There may be other, even more subtle hindrances in that vein, but those are the ones that have annoyed me the most.
So why is it that stuff I want to know about—in fact, the stuff that I probably want most to know about—is only available on the actual web site, and not in the RSS feeds? Flickr knows exactly what it can show me and what it can’t when I visit the site, but when viewed through the lens of RSS, it suddenly forgets what non-public access I’m allowed to have. To steal a perfectly appropriate line from Jeffrey’s post:
A user experience mistake like this feels quadruply wrong precisely because user experience is what Flickr typically gets so right.

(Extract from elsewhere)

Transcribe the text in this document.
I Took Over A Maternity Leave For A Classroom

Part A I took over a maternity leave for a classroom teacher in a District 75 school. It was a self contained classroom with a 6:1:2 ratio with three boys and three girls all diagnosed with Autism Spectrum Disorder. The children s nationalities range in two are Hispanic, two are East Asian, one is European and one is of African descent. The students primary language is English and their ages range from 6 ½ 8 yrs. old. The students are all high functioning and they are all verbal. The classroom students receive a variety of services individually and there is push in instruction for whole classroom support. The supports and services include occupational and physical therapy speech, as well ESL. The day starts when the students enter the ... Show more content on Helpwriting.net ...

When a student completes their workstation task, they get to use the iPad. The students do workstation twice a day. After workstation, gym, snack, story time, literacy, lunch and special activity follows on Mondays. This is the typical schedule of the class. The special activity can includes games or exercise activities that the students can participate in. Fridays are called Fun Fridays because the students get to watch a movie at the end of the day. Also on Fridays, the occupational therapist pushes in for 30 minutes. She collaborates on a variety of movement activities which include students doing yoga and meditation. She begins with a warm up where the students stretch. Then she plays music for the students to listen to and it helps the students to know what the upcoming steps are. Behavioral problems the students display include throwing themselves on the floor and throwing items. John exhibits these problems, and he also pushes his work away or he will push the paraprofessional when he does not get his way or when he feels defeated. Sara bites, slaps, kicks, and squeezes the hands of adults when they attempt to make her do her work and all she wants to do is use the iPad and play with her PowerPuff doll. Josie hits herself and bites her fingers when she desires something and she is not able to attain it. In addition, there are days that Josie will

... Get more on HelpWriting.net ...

Update: it seems to be a security thing, as a few people have already commented. I guess I understand the concern, but it’s hard for me to give it a whole lot of credit: if I were that paranoid about people seeing photos I consider truly private, I wouldn’t put them on a central server that anyone can visit in the first place. Yes, I’ve withheld some photos from being fully public, but that privacy effort is one security breach or late-night coding goof away from total failure. (Remember when Amazon accidentally showed the real names of reviewers instead of their account names, thus exposing some authors as having slammed books competing with their own?) So if my personal “recent activity on your pictures” and “photos from your contacts” feeds were based on long randomly generated tokens, and not the discoverable user IDs, that would seem to be private enough—for me, anyway. Your paranoia may vary.